Is it not the case that software implementations like Keras actually have the transpose of what you show for #sentences where they would be 5×7 and then the kernel is 5x where filter length is 2,3,5 above?

Sorry Brian, I’m not sure about the Keras implementation. But I’ll post your question here so that someone else can pick it up.

Maybe Reddit could help too.

Cheers,

Joshua

thank you.please discribe d dimension of “I”,”like”???

Hi Ayesha,

Following the section on #sentence, there, we have 6 words plus an exclamation mark. In the example, the exclamation mark is counted as one word, hence we have 7 words.

Since d = 5 then we have a matrix of 7 * 5.

For your question, if there is just “i like”, then the matrix would be 2 * 5.

In both of the above, we have assumed that the dimension of word vectors is 5.

Hope this helps,

Joshua

Hi Joshua,

Thank you for clarifying details about cnn.

I would like to ask that how did you map 7 words to 5 features?

Can you give some advise?

Hi Kutay,

The high-level concept answer is that the 7 words are looked up in a lookup table of vectors. Every English word has a vector in this lookup table, and they have been pre-trained. Glove vectors and Word2Vec vectors are good examples of these. So in our toy example, each word vector has a length of 5. There are 7 words, so the resulting matrix is 7 x 5.

The low-level execution answer is to point you to a good tutorial. I enjoyed following machinelearningmaster by Jason Brownlee, in this article https://machinelearningmastery.com/use-word-embedding-layers-deep-learning-keras/ he explains the Python script to achieve what I have described above.

Hope this helps,

Joshua

Hello Sir.!

I plan to work on text classification , Dear sir can you give me some idea .

I am still confusing about it

Thanks

Hi Tad,

When I first started, I watched the entire series of CS224D by Stanford on Youtube.
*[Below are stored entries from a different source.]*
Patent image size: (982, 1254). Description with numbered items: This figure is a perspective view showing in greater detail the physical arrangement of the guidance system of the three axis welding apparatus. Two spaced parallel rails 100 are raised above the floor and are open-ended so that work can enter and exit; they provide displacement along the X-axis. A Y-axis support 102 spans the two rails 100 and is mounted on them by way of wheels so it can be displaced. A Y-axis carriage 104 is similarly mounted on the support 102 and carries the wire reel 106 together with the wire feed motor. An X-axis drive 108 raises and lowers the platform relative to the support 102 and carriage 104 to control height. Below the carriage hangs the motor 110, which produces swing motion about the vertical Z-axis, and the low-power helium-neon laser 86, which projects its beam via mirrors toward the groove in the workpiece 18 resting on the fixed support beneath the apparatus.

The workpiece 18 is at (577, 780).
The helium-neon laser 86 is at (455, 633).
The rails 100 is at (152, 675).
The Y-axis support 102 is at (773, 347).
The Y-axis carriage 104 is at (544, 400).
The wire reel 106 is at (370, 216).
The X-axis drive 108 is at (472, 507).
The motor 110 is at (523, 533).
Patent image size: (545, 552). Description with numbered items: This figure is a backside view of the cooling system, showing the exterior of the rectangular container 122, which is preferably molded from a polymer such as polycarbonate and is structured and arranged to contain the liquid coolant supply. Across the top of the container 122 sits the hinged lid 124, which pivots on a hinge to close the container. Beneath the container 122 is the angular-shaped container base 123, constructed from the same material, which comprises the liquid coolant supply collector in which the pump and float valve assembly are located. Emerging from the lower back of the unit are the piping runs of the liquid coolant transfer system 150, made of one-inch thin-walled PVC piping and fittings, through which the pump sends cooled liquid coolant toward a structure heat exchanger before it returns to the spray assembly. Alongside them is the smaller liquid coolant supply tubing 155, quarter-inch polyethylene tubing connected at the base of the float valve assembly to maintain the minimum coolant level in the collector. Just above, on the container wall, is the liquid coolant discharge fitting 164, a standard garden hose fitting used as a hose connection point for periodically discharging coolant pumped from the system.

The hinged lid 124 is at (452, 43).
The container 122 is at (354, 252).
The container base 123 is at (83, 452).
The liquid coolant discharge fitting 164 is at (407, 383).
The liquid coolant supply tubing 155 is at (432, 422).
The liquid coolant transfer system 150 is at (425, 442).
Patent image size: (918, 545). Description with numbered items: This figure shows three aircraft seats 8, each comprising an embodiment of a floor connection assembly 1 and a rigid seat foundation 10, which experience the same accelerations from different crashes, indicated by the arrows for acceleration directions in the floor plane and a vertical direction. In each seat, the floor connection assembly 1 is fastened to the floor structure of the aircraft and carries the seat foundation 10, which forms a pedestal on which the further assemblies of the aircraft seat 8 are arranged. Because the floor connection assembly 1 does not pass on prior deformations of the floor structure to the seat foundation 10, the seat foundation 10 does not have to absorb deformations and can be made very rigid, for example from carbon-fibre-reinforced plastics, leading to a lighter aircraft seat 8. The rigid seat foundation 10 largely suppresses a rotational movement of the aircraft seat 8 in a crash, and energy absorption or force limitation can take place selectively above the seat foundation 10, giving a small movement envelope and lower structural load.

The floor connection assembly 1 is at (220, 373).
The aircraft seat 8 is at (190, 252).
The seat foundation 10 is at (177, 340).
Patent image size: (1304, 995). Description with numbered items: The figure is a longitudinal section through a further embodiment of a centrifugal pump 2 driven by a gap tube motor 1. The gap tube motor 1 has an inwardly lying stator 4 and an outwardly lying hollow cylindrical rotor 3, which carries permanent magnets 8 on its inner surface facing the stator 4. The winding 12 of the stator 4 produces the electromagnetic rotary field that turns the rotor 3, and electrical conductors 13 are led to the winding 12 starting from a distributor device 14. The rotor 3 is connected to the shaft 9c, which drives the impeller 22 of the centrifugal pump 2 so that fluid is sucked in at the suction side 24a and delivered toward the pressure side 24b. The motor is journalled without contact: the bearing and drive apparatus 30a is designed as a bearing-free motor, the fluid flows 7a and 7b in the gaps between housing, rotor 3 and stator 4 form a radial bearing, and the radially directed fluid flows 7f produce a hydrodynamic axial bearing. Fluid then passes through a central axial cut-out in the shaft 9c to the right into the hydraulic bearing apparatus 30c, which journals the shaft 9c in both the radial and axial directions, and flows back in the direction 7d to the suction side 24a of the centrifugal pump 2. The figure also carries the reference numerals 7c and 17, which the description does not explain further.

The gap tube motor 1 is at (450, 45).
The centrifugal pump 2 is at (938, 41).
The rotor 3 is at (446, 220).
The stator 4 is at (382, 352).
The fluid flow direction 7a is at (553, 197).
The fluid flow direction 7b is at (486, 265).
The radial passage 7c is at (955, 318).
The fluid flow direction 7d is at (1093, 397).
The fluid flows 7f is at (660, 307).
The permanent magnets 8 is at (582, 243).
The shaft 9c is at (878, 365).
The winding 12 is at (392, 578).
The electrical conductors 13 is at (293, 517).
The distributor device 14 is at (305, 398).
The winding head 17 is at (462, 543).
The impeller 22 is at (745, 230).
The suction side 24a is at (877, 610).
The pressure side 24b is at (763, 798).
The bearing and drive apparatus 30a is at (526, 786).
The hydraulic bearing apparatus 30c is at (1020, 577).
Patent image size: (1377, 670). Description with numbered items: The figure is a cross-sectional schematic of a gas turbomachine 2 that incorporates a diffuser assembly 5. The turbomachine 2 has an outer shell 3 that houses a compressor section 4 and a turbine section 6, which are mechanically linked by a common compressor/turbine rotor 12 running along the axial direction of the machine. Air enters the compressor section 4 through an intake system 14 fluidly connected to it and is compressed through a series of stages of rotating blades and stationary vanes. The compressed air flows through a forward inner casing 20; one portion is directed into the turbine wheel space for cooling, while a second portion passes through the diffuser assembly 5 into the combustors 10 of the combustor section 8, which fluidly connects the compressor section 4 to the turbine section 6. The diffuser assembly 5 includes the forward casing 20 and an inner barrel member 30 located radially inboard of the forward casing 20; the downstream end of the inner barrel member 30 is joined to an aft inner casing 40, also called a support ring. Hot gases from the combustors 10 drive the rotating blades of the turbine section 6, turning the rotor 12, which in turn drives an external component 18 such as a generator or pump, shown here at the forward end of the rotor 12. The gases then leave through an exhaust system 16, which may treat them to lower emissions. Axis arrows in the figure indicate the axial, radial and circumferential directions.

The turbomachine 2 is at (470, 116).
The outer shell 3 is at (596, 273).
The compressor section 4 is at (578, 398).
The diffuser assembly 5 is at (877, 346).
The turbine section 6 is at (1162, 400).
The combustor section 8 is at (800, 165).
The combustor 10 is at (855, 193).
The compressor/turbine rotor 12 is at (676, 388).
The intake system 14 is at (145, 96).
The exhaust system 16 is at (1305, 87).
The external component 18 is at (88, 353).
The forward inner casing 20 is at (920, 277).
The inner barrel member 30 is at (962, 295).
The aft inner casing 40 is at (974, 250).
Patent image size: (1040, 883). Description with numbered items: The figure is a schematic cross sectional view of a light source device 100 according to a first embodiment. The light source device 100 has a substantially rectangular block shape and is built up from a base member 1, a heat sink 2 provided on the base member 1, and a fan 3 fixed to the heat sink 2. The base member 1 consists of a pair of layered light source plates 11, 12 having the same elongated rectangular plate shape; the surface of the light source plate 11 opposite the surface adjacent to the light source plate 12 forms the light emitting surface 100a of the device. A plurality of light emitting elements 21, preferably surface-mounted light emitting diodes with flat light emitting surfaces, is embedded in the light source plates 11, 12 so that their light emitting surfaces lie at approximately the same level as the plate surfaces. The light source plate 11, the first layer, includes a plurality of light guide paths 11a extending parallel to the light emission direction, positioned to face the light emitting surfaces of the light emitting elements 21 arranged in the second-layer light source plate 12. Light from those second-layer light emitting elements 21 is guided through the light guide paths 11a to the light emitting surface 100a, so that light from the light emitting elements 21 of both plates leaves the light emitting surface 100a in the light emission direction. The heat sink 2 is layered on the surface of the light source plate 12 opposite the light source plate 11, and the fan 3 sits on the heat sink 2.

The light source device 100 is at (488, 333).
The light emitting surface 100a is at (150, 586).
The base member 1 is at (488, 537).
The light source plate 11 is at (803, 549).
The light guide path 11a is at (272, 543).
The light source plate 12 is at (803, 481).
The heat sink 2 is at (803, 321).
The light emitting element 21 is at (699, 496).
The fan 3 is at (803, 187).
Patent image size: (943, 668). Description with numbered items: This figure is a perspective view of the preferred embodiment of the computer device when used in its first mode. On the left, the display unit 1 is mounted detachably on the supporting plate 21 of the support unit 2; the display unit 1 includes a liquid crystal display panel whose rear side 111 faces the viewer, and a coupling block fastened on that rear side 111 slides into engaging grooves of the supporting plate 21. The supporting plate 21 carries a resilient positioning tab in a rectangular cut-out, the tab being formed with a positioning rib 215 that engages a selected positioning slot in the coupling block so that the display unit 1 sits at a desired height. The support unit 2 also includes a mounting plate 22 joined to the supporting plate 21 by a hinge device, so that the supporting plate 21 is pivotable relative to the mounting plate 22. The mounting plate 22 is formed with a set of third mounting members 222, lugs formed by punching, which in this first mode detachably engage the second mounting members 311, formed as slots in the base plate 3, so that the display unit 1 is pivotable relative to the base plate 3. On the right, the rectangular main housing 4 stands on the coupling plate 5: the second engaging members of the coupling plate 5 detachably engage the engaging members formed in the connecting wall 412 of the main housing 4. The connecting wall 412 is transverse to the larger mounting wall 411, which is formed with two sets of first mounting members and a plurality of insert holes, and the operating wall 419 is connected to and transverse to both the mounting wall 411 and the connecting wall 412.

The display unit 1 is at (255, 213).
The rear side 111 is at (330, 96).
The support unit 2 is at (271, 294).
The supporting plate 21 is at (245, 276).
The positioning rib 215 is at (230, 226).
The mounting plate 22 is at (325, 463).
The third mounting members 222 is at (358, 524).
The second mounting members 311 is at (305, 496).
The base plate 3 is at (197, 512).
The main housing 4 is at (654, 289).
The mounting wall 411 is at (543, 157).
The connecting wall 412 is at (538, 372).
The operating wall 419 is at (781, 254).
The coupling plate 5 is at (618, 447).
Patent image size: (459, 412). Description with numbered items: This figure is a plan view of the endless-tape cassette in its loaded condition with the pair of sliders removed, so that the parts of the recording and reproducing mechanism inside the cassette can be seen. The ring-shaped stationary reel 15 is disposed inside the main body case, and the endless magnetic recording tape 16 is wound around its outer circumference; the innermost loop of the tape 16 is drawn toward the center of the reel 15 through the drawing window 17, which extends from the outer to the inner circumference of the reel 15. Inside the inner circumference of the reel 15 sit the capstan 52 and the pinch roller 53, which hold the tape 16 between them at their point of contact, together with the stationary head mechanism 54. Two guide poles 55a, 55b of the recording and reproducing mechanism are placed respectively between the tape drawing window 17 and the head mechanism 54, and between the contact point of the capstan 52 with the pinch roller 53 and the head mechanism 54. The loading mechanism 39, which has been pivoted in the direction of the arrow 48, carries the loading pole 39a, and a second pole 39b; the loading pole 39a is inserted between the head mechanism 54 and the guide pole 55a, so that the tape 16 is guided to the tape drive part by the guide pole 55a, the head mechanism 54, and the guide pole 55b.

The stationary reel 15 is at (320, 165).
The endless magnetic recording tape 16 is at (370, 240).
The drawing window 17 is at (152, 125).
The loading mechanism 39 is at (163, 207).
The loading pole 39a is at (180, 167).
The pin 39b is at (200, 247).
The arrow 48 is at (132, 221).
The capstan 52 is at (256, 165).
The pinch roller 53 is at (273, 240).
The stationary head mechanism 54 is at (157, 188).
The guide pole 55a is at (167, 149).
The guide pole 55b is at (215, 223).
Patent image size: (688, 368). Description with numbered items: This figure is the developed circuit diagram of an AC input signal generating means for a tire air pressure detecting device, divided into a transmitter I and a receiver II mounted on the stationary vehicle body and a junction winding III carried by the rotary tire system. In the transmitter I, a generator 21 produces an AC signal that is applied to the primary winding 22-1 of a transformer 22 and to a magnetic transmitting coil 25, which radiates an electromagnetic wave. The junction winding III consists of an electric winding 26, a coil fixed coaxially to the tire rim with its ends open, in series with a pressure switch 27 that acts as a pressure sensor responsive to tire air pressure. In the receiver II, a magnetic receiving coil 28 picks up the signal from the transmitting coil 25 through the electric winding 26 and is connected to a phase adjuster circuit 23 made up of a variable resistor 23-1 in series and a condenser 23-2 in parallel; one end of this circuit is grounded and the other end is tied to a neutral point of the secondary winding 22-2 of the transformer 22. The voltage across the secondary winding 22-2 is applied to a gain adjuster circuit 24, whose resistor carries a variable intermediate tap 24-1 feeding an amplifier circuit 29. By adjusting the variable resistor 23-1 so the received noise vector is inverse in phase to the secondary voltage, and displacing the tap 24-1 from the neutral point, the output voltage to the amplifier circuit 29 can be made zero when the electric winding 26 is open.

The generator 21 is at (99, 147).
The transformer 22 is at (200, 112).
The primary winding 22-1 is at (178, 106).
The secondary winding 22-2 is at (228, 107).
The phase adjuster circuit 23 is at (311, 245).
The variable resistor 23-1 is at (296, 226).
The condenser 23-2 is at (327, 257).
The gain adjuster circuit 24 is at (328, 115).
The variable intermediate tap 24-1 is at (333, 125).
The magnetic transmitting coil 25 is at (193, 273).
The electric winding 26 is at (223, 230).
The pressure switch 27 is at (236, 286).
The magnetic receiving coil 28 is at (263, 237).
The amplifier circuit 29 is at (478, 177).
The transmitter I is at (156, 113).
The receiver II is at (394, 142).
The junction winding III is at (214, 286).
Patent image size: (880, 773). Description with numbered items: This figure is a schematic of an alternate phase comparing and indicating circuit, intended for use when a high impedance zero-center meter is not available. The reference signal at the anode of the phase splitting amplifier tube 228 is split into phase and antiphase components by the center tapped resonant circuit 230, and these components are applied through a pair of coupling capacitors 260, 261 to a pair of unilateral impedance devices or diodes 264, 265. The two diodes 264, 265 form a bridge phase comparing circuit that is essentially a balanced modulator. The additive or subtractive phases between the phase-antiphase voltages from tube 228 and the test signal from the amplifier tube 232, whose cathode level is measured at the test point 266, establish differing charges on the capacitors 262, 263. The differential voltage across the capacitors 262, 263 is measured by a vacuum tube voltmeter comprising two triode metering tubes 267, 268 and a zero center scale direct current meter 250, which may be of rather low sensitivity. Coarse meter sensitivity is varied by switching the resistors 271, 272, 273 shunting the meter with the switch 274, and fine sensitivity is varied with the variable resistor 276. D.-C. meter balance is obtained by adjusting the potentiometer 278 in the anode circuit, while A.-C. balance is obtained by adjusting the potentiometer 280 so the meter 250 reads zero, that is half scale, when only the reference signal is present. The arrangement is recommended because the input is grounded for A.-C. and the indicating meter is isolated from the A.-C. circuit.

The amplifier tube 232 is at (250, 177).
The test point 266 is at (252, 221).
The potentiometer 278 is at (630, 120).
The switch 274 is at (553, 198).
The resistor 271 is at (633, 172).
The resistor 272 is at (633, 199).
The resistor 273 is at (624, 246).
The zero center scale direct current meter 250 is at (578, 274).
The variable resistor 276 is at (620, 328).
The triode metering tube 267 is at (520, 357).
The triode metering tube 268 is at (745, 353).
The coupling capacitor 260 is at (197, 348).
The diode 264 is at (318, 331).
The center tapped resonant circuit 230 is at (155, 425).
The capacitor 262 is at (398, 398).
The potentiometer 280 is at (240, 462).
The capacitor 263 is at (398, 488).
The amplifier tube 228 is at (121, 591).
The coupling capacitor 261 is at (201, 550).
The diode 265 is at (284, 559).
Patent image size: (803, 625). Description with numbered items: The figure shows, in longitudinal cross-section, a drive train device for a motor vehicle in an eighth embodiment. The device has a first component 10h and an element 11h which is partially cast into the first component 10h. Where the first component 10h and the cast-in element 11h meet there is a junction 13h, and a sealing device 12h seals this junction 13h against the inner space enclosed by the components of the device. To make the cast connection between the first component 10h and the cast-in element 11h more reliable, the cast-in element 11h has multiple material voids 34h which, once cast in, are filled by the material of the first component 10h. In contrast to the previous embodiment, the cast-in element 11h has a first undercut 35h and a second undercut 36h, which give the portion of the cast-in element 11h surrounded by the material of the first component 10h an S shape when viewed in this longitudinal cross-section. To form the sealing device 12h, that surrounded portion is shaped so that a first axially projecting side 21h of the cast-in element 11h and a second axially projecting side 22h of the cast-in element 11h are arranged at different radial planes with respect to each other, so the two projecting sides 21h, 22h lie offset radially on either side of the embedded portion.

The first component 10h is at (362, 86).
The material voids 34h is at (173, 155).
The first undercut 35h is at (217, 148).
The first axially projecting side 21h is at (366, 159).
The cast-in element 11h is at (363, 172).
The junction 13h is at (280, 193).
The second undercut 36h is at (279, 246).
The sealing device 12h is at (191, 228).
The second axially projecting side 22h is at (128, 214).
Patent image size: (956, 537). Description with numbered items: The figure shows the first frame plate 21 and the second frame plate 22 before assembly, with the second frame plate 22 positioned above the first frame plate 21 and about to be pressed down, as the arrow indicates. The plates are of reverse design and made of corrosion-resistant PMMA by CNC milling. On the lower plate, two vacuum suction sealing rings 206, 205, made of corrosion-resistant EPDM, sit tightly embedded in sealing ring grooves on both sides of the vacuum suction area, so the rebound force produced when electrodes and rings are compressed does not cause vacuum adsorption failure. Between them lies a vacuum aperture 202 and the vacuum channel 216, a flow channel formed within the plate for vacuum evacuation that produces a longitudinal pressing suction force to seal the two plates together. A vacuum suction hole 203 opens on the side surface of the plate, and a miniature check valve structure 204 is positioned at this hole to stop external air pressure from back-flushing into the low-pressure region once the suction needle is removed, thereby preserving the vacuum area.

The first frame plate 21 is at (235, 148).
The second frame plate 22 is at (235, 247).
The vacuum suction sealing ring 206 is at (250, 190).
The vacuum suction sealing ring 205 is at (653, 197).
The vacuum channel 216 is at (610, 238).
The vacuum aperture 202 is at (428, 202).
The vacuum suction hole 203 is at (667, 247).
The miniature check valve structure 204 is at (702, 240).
I found it a great resource to get started. Hope this helps you just as well!

https://www.youtube.com/watch?v=OQQ-W_63UgQ&list=PL3FW7Lu3i5Jsnh1rnUwq_TcylNr7EkRe6

Best Regards,

Joshua

Thank you very much for the detailed description. I did not understand the filtering part completely. In the #featuremaps section, how the numbers in the yellow matrix (2×5) are defined? are they randomly generated?

Yes, you are right, the numbers in the yellow matrix are randomly initialized and then updated through backpropagation.

Best Regards,

Joshua

Thanks for translating this into Vietnamese and citing the blog post.